Some people plant trees in their backyards, while others pitch in to bring new trees to parks. Tony Rinaudo, on the other hand, has spearheaded the growth of 240 million trees across dozens of countries, according to the Guardian.
The “Forest Maker,” as he calls himself in a memoir, first arrived in Niger from Australia 30 years ago and tried to restore the ravaged landscape by planting as many trees as humanly possible.
After two years, he made little progress and began to reassess his purpose. That’s when he realized that rather than trying to cultivate sky-scraping trees, he could work with the harsh terrain to develop trees that thrived underground by regularly pruning branches and protecting the trunks when fields are plowed.

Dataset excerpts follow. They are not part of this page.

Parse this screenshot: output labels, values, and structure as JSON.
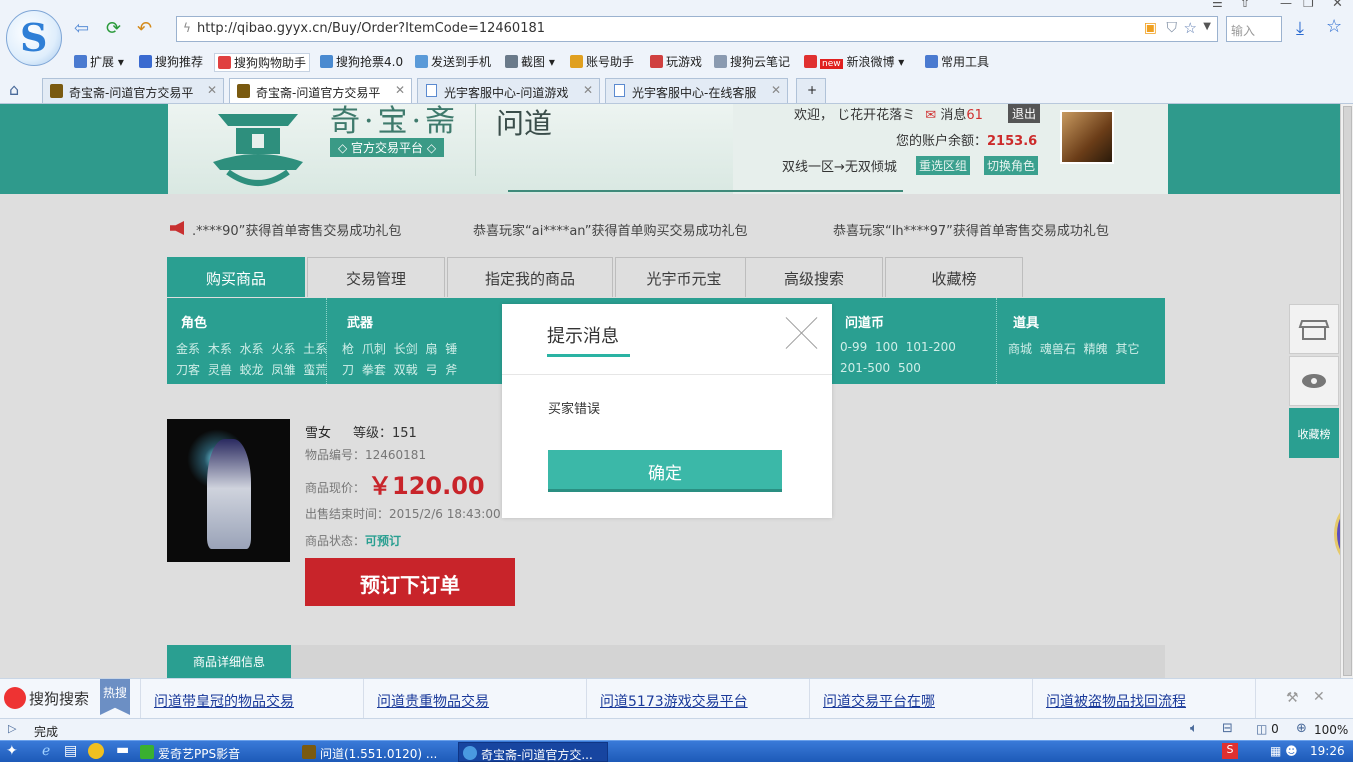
{
  "browser": {
    "url": "http://qibao.gyyx.cn/Buy/Order?ItemCode=12460181",
    "search_placeholder": "输入",
    "bookmarks": [
      "扩展",
      "搜狗推荐",
      "搜狗购物助手",
      "搜狗抢票4.0",
      "发送到手机",
      "截图",
      "账号助手",
      "玩游戏",
      "搜狗云笔记",
      "新浪微博",
      "常用工具"
    ],
    "bookmark_badge": "new",
    "tabs": [
      "奇宝斋-问道官方交易平",
      "奇宝斋-问道官方交易平",
      "光宇客服中心-问道游戏",
      "光宇客服中心-在线客服"
    ],
    "new_tab": "+"
  },
  "header": {
    "brand_title": "奇·宝·斋",
    "brand_subtitle": "◇ 官方交易平台 ◇",
    "game_logo": "问道",
    "welcome": "欢迎， じ花开花落ミ",
    "msg_label": "消息",
    "msg_count": "61",
    "logout": "退出",
    "balance_label": "您的账户余额：",
    "balance": "2153.6",
    "server": "双线一区→无双倾城",
    "reselect_server": "重选区组",
    "switch_role": "切换角色"
  },
  "ticker": [
    ".****90”获得首单寄售交易成功礼包",
    "恭喜玩家“ai****an”获得首单购买交易成功礼包",
    "恭喜玩家“lh****97”获得首单寄售交易成功礼包"
  ],
  "nav_tabs": [
    "购买商品",
    "交易管理",
    "指定我的商品",
    "光宇币元宝",
    "高级搜索",
    "收藏榜"
  ],
  "categories": {
    "role": {
      "title": "角色",
      "row1": "金系 木系 水系 火系 土系",
      "row2": "刀客 灵兽 蛟龙 凤雏 蛮荒"
    },
    "weapon": {
      "title": "武器",
      "row1": "枪 爪刺 长剑 扇 锤",
      "row2": "刀 拳套 双戟 弓 斧"
    },
    "coin": {
      "title": "问道币",
      "row1": "0-99 100 101-200",
      "row2": "201-500 500"
    },
    "item": {
      "title": "道具",
      "row1": "商城 魂兽石 精魄 其它"
    }
  },
  "product": {
    "name": "雪女",
    "level": "等级：151",
    "item_no": "物品编号：12460181",
    "price_label": "商品现价：",
    "price": "￥120.00",
    "end_time": "出售结束时间：2015/2/6 18:43:00",
    "status_label": "商品状态：",
    "status": "可预订",
    "order_button": "预订下订单"
  },
  "detail_tab": "商品详细信息",
  "side": {
    "favorites": "收藏榜"
  },
  "modal": {
    "title": "提示消息",
    "message": "买家错误",
    "ok": "确定"
  },
  "hotbar": {
    "brand": "搜狗搜索",
    "tag": "热搜",
    "links": [
      "问道带皇冠的物品交易",
      "问道贵重物品交易",
      "问道5173游戏交易平台",
      "问道交易平台在哪",
      "问道被盗物品找回流程"
    ]
  },
  "status": {
    "text": "完成",
    "zoom": "100%",
    "counter": "0"
  },
  "taskbar": {
    "items": [
      "爱奇艺PPS影音",
      "问道(1.551.0120) ...",
      "奇宝斋-问道官方交..."
    ],
    "clock": "19:26"
  },
  "colors": {
    "accent": "#2a9f91",
    "price": "#c8242a",
    "link": "#1a3a9a"
  }
}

“In that moment, everything changed,” he told the Guardian. “We didn’t need to plant trees, it wasn’t a question of having a multi-million dollar budget and years to do it, everything you needed was in the ground.”

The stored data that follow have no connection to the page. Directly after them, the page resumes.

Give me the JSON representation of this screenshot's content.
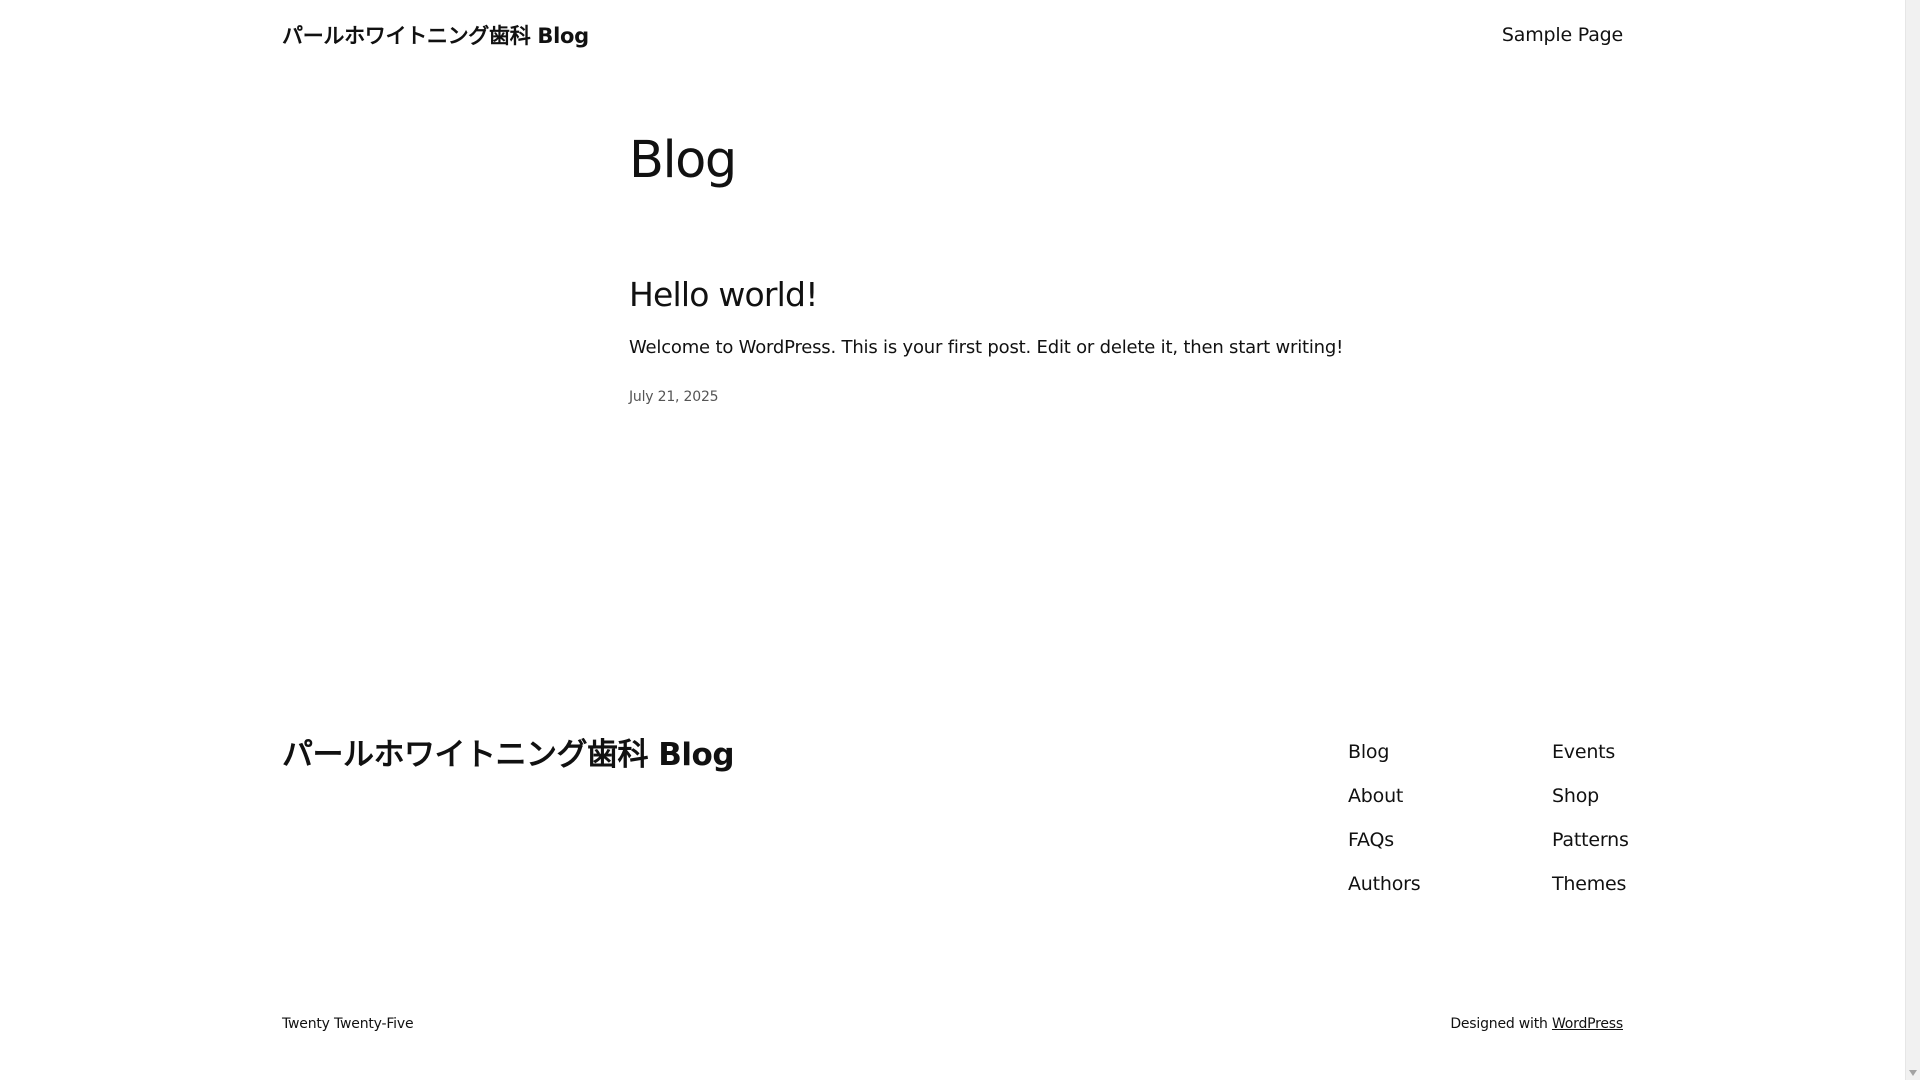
{
  "header": {
    "site_title": "パールホワイトニング歯科 Blog",
    "nav": [
      {
        "label": "Sample Page"
      }
    ]
  },
  "main": {
    "page_title": "Blog",
    "posts": [
      {
        "title": "Hello world!",
        "excerpt": "Welcome to WordPress. This is your first post. Edit or delete it, then start writing!",
        "date": "July 21, 2025"
      }
    ]
  },
  "footer": {
    "site_title": "パールホワイトニング歯科 Blog",
    "column_1": [
      {
        "label": "Blog"
      },
      {
        "label": "About"
      },
      {
        "label": "FAQs"
      },
      {
        "label": "Authors"
      }
    ],
    "column_2": [
      {
        "label": "Events"
      },
      {
        "label": "Shop"
      },
      {
        "label": "Patterns"
      },
      {
        "label": "Themes"
      }
    ],
    "theme_name": "Twenty Twenty-Five",
    "credit_prefix": "Designed with",
    "credit_link": "WordPress"
  },
  "icons": {
    "scroll_down": "chevron-down-icon"
  }
}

“Nature would heal itself, you just needed to stop hammering it,” he added.
Rinaudo’s method is known as farmer-managed natural regeneration and it allows forests to thrive in otherwise harsh conditions. And as trees flourish, surrounding communities get a major boost in food security, water quality, and resilience in the face of storms.
As of 2013, Nigeria was growing enough food to feed an additional 2.5 million people with the help of Rinaudo’s metod, according to World Vision.
In Niger, where Rinaudo got his start, farmers saw their yields explode once the underground network of trees took hold.
Last year, he traveled to western Afghanistan to help farmers stricken by drought restore mountain landscapes. Food insecurity in Afghanistan affects a third of the population.
Now he’s taking his vision global by campaigning at the United Nations for improved forest management around the world, the Guardian reports.
Globally, 18.7 million acres of forests are destroyed every year, which is like losing 27 soccer fields worth of trees every minute, according to the World Wildlife Fund.
As trees disappear from an area, biodiversity vanishes, droughts become more common, and landscapes become more vulnerable to storms, floods, and landslides. Deforestation is also a major driver of climate change, accounting for 15% of annual greenhouse gas emissions as carbon stored in trees get released.
The primary drivers of deforestation are clearing land for cattle, agriculture, and development, WWF notes. Forest fires and pests are also growing threats to trees as temperatures increase around the world.
Rinaudo believes that his method of forest regeneration can help in the fight against climate change, while also bolstering food security and water resilience.
“We can do this very cheaply, we can do this very quickly, and we can do this at scale,” he told the Guardian.